Methods: A search of technical reports was carried out through the Internet and in Medline/PubMed. The exhaustiveness of the information was confirmed using the links to Web pages of other registers and contacts with key people. Aims, methods in data collection and evaluation, internal structure and organization, participants, validity of the data, and other variables were assessed for each arthroplasty register using a qualitative content analysis of the texts.
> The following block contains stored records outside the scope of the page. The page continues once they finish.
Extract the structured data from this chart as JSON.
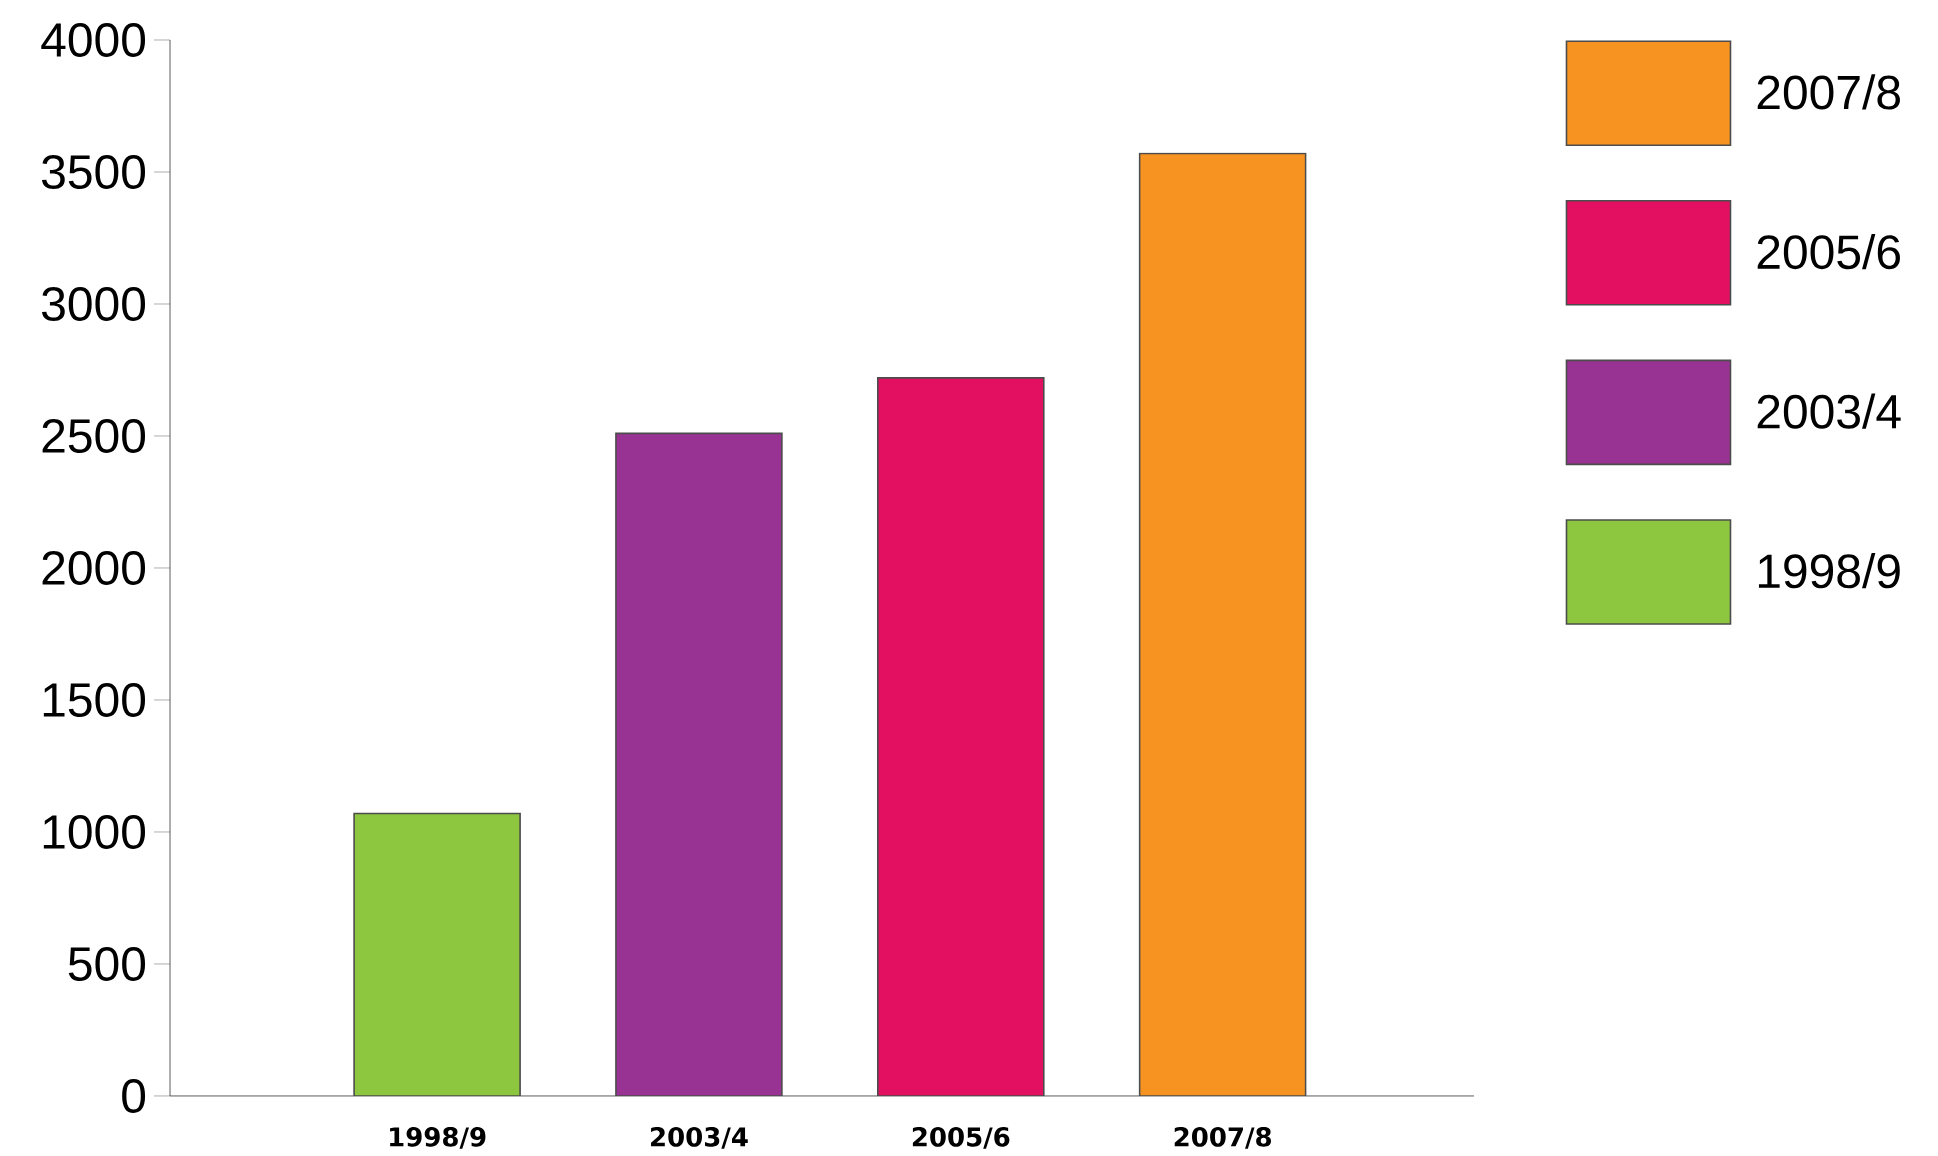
{
  "chart_data": {
    "type": "bar",
    "categories": [
      "1998/9",
      "2003/4",
      "2005/6",
      "2007/8"
    ],
    "series": [
      {
        "name": "1998/9",
        "color": "#8dc63f",
        "values": [
          1070,
          null,
          null,
          null
        ]
      },
      {
        "name": "2003/4",
        "color": "#993393",
        "values": [
          null,
          2510,
          null,
          null
        ]
      },
      {
        "name": "2005/6",
        "color": "#e31062",
        "values": [
          null,
          null,
          2720,
          null
        ]
      },
      {
        "name": "2007/8",
        "color": "#f79421",
        "values": [
          null,
          null,
          null,
          3570
        ]
      }
    ],
    "ylim": [
      0,
      4000
    ],
    "yticks": [
      0,
      500,
      1000,
      1500,
      2000,
      2500,
      3000,
      3500,
      4000
    ],
    "grid": false,
    "legend": "right"
  }
}
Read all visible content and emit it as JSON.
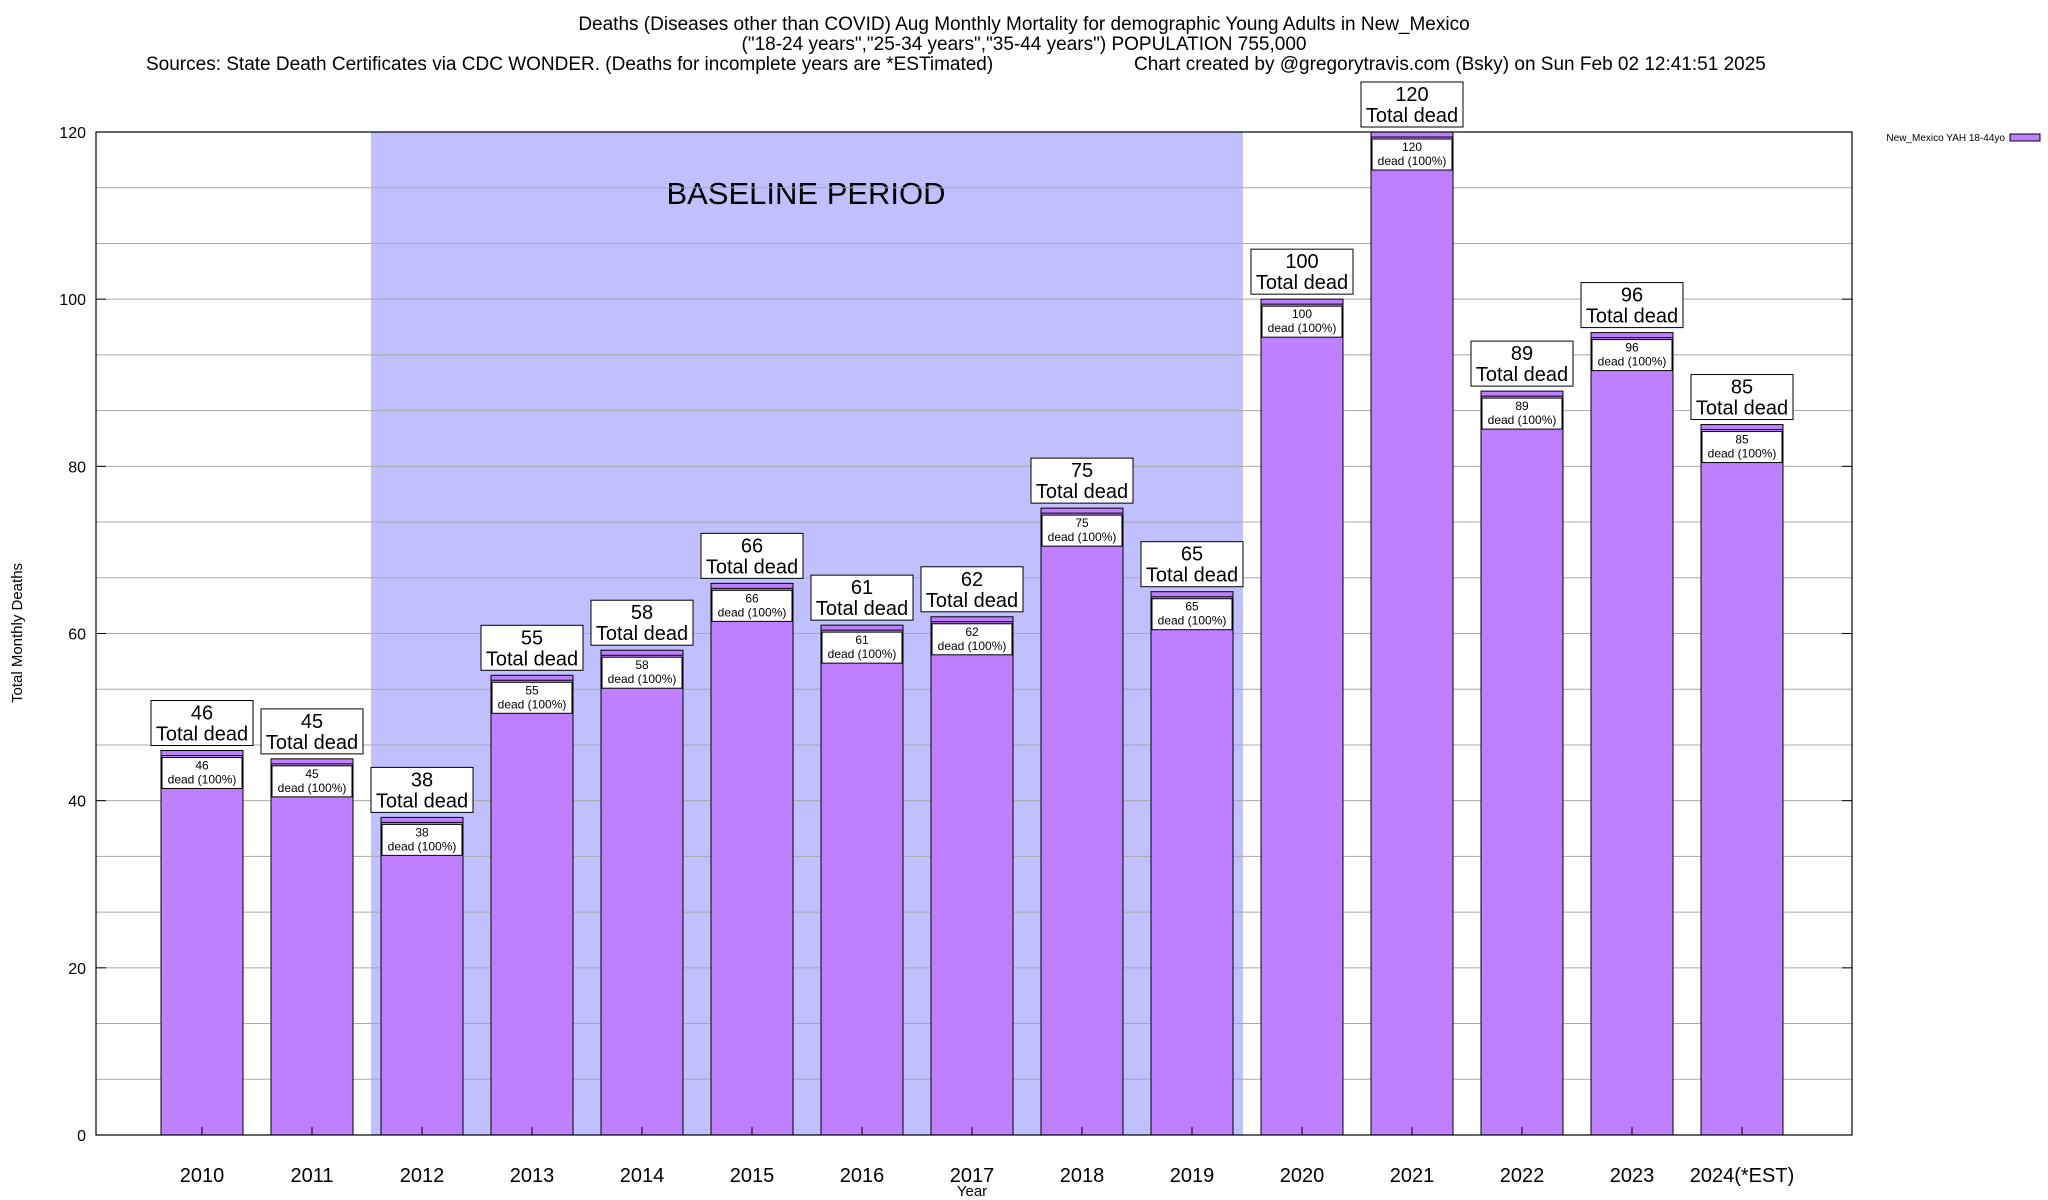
{
  "title": {
    "line1": "Deaths (Diseases other than COVID) Aug Monthly Mortality for demographic Young Adults in New_Mexico",
    "line2": "(\"18-24 years\",\"25-34 years\",\"35-44 years\") POPULATION 755,000",
    "sources": "Sources: State Death Certificates via CDC WONDER. (Deaths for incomplete years are *ESTimated)",
    "credit": "Chart created by @gregorytravis.com (Bsky) on Sun Feb 02 12:41:51 2025"
  },
  "chart_data": {
    "type": "bar",
    "title": "Deaths (Diseases other than COVID) Aug Monthly Mortality for demographic Young Adults in New_Mexico",
    "xlabel": "Year",
    "ylabel": "Total Monthly Deaths",
    "ylim": [
      0,
      120
    ],
    "yticks": [
      0,
      20,
      40,
      60,
      80,
      100,
      120
    ],
    "grid": true,
    "legend_position": "top-right",
    "categories": [
      "2010",
      "2011",
      "2012",
      "2013",
      "2014",
      "2015",
      "2016",
      "2017",
      "2018",
      "2019",
      "2020",
      "2021",
      "2022",
      "2023",
      "2024(*EST)"
    ],
    "series": [
      {
        "name": "New_Mexico YAH 18-44yo",
        "color": "#bf80ff",
        "values": [
          46,
          45,
          38,
          55,
          58,
          66,
          61,
          62,
          75,
          65,
          100,
          120,
          89,
          96,
          85
        ]
      }
    ],
    "total_label": "Total dead",
    "inner_label": "dead (100%)",
    "baseline": {
      "label": "BASELINE PERIOD",
      "start": "2012",
      "end": "2019",
      "color": "#c0c0ff"
    }
  }
}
Results: Fifteen arthroplasty registers were identified which published sufficient information to conduct a comparative analysis. Eight additional registers were identified but no information was available on the Internet or in English. Most registers were initiatives of an orthopaedic society receiving governmental funding. Data were collected using standardized clinical forms and additional information from clinical-administrative datasets or other registers (mortality, implant costs, hip fractures). The main outcome measure of these registers is survival of the prostheses. Registers use the Internet and their annual reports as the main strategy for the dissemination and feed-back of their results.
Conclusions: Scientific or professional societies and the public health administration should collaborate in the development of arthroplasty registers. To adequately assess the results of observational data information on the structure, the process of arthroplasty interventions and patients characteristics should be collected.